The numbers are not infallible and do possess a strong pungent scent of “Quarterback Wins,” but the conclusion remains the same. You can get to the Super Bowl by signing a veteran ready-made quarterback that’s been around the block. And in most cases, you can only win it with a quarterback drafted high. Commercial and first class planes land in the same runway, but not always at the same time. Sometimes that landing is rough due to inclement weather and faulty mechanics.
It’s an enticing prospect for the Bears to divest themselves in another project this April. Talented young men like Jake Fromm, Jalen Hurts, and Jacob Eason, to name a few, possess enough of a track record for desperation to win the day. But the Bears selecting one now, and likely using one of their valuable top-50 picks that can be optimized elsewhere in the process (at tight end, for one), is not a quality modus operandi. It reeks of negligence, and ignores history. It’s a tacit admission that perhaps 2020 and 2021 aren’t as important as they once seemed. It’s licking your wounds and hoping the scars heal soon before you dive back into the championship picture sometime, whenever, perhaps later in the decade, perhaps until the next “window” cracks open.

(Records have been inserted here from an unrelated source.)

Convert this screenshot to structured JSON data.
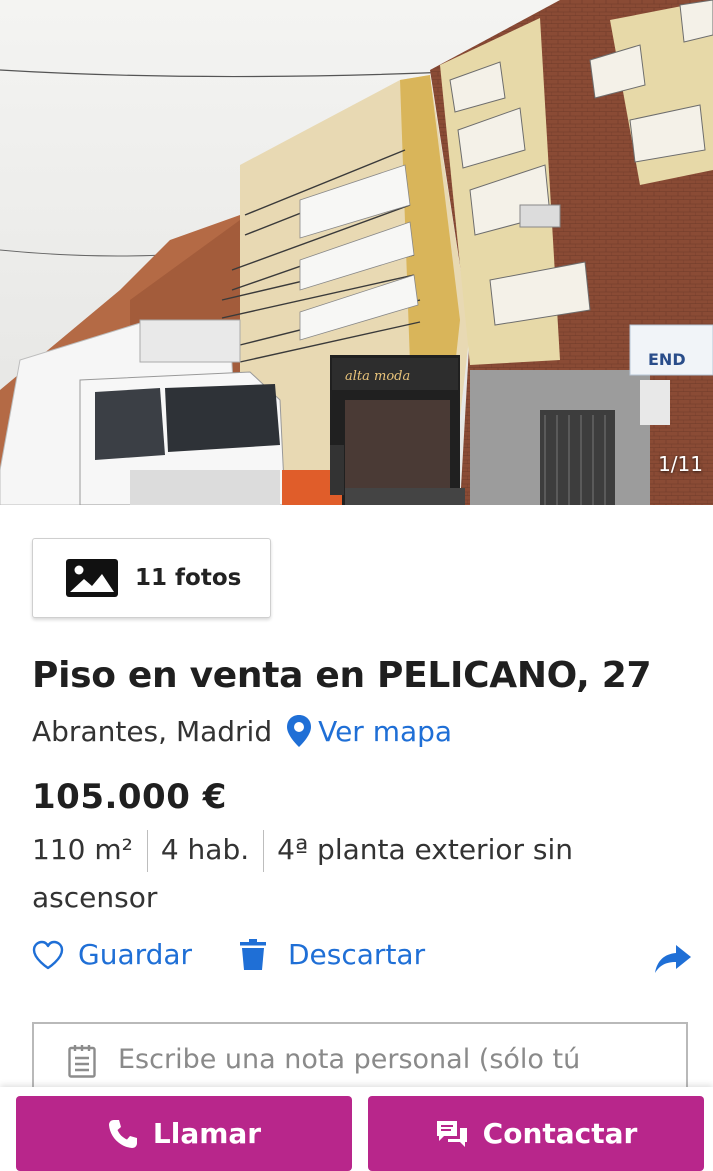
{
  "gallery": {
    "counter": "1/11",
    "photos_button_label": "11 fotos"
  },
  "listing": {
    "title": "Piso en venta en PELICANO, 27",
    "location": "Abrantes, Madrid",
    "map_link": "Ver mapa",
    "price": "105.000 €",
    "features": [
      "110 m²",
      "4 hab.",
      "4ª planta exterior sin ascensor"
    ]
  },
  "actions": {
    "save_label": "Guardar",
    "discard_label": "Descartar"
  },
  "note": {
    "placeholder": "Escribe una nota personal (sólo tú"
  },
  "bottom_bar": {
    "call_label": "Llamar",
    "contact_label": "Contactar"
  },
  "colors": {
    "link_blue": "#1f6fd6",
    "cta_magenta": "#b8268b",
    "text_dark": "#1f1f1f"
  },
  "icons": [
    "image-icon",
    "map-pin-icon",
    "heart-icon",
    "trash-icon",
    "share-icon",
    "note-icon",
    "phone-icon",
    "chat-icon"
  ]
}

The Bears have a first-round pick again in 2021. They’ll be in an ideal healthier position to start over under center. Wait until next year before considering a new prodigy at quarterback. Trubisky’s ouster is inevitable. An experienced stand-in can operate just fine in the mean time. His hopeful long-term replacement need not be ushered in through the door so swiftly.
Robert contends that Tarik Cohen can always try playing quarterback full-time if the Bears are that disheartened. It can’t get any worse. It can, but it probably won’t.